This was an action on a promissory note given to secure the payment of the premium for a policy of fire and tornado insurance. The insurance was for a period of five years and the premium was payable in five installments yearly in advance. Appellant failed to pay the second installment, whereupon appellee sued for the entire unpaid premium. Appellant's third plea set out the following stipulation of the contract of insurance:
"It is understood and expressly agreed that this company [appellee] shall not be liable for any loss or damage that may occur to the property herein mentioned while any installment or the installment note, given for the premium upon this policy, remains past due and unpaid; or while any single payment, promissory note, given for the whole or any portion of the premium remains past due and unpaid. * * * The Company may collect, by suit or otherwise, any past-due note or installments thereof and a receipt from the said Atlanta office of the company for the payment of past-due notes or installments must be received by the assured before there can be a revival of the policy, such revival to begin from the time of said payment, and in no case to carry the insurance beyond the end of the original term of this policy,"

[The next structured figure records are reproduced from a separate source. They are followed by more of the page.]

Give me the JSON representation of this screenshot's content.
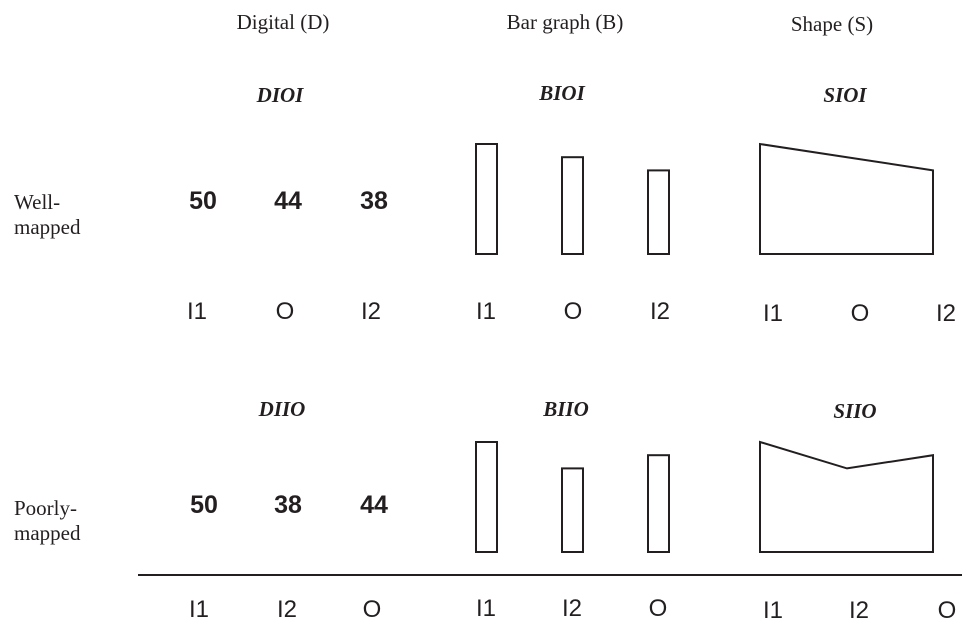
{
  "headers": {
    "digital": "Digital (D)",
    "bar": "Bar graph (B)",
    "shape": "Shape (S)"
  },
  "rows": {
    "well": {
      "label_line1": "Well-",
      "label_line2": "mapped",
      "codes": {
        "digital": "DIOI",
        "bar": "BIOI",
        "shape": "SIOI"
      },
      "digits": [
        "50",
        "44",
        "38"
      ],
      "digital_labels": [
        "I1",
        "O",
        "I2"
      ],
      "bar_labels": [
        "I1",
        "O",
        "I2"
      ],
      "shape_labels": [
        "I1",
        "O",
        "I2"
      ],
      "bar_values": [
        50,
        44,
        38
      ],
      "shape_values": [
        50,
        44,
        38
      ]
    },
    "poor": {
      "label_line1": "Poorly-",
      "label_line2": "mapped",
      "codes": {
        "digital": "DIIO",
        "bar": "BIIO",
        "shape": "SIIO"
      },
      "digits": [
        "50",
        "38",
        "44"
      ],
      "digital_labels": [
        "I1",
        "I2",
        "O"
      ],
      "bar_labels": [
        "I1",
        "I2",
        "O"
      ],
      "shape_labels": [
        "I1",
        "I2",
        "O"
      ],
      "bar_values": [
        50,
        38,
        44
      ],
      "shape_values": [
        50,
        38,
        44
      ]
    }
  }
}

and alleged nonpayment of all installments falling due since the first. Appellee's demurrer to this plea was sustained, and that ruling is assigned for error.
The substance of the argument for the plea is that the suit amounts to an effort to enforce *Page 73 a forfeiture to which the court will not lend its aid. The binding force of the stipulation, into which the parties have entered freely, is maintained by the courts elsewhere with practical unanimity. 26 C. J. § 120, p. 115; 2 Cooley's Briefs, p. 1873, where the cases are collected. We see no convincing reason why this court should hold otherwise.
In the Oklahoma case, Shawnee Mutual Fire Ins. Co. v. Cannedy, 36 Okl. 733, 129 P. 865, 44 L.R.A. (N.S.) 376, cited by appellant, the property insured was destroyed by fire in the interval of suspense following upon the failure of the insured to pay an installment, and suit was brought upon the policy. The defense was founded upon a clause suspending the policy during an interval of nonpayment similar to the stipulation in the present policy. It was ruled that the insurance company, by retaining the premium note and bringing suit to collect it, waived the provision that the policy should be void if the note was not paid at maturity; the theory being, we assume, that if the insured was bound for the payment of the premium, and was so treated by the company, it followed that the company was bound upon the policy, for that, and that alone, constituted the consideration for the promise and obligation of the insured to pay the premium. Limerick v. Home Ins. Co., 150 Ky. 827, 150 S.W. 978, 44 L.R.A. (N.S.) 371. We will not be understood as holding to the opinion that appellee, by retaining the note and bringing this suit to collect all unpaid premiums, has not waived the stipulation for a suspension of liability, while the note or any installment thereof remains due and unpaid, and thereby rendered itself answerable for any loss that may occur during the term of the policy as written. No occasion for a decision of that question has yet arisen in this jurisdiction.
Affirmed.
ANDERSON C. J., and GARDNER and MILLER, JJ., concur.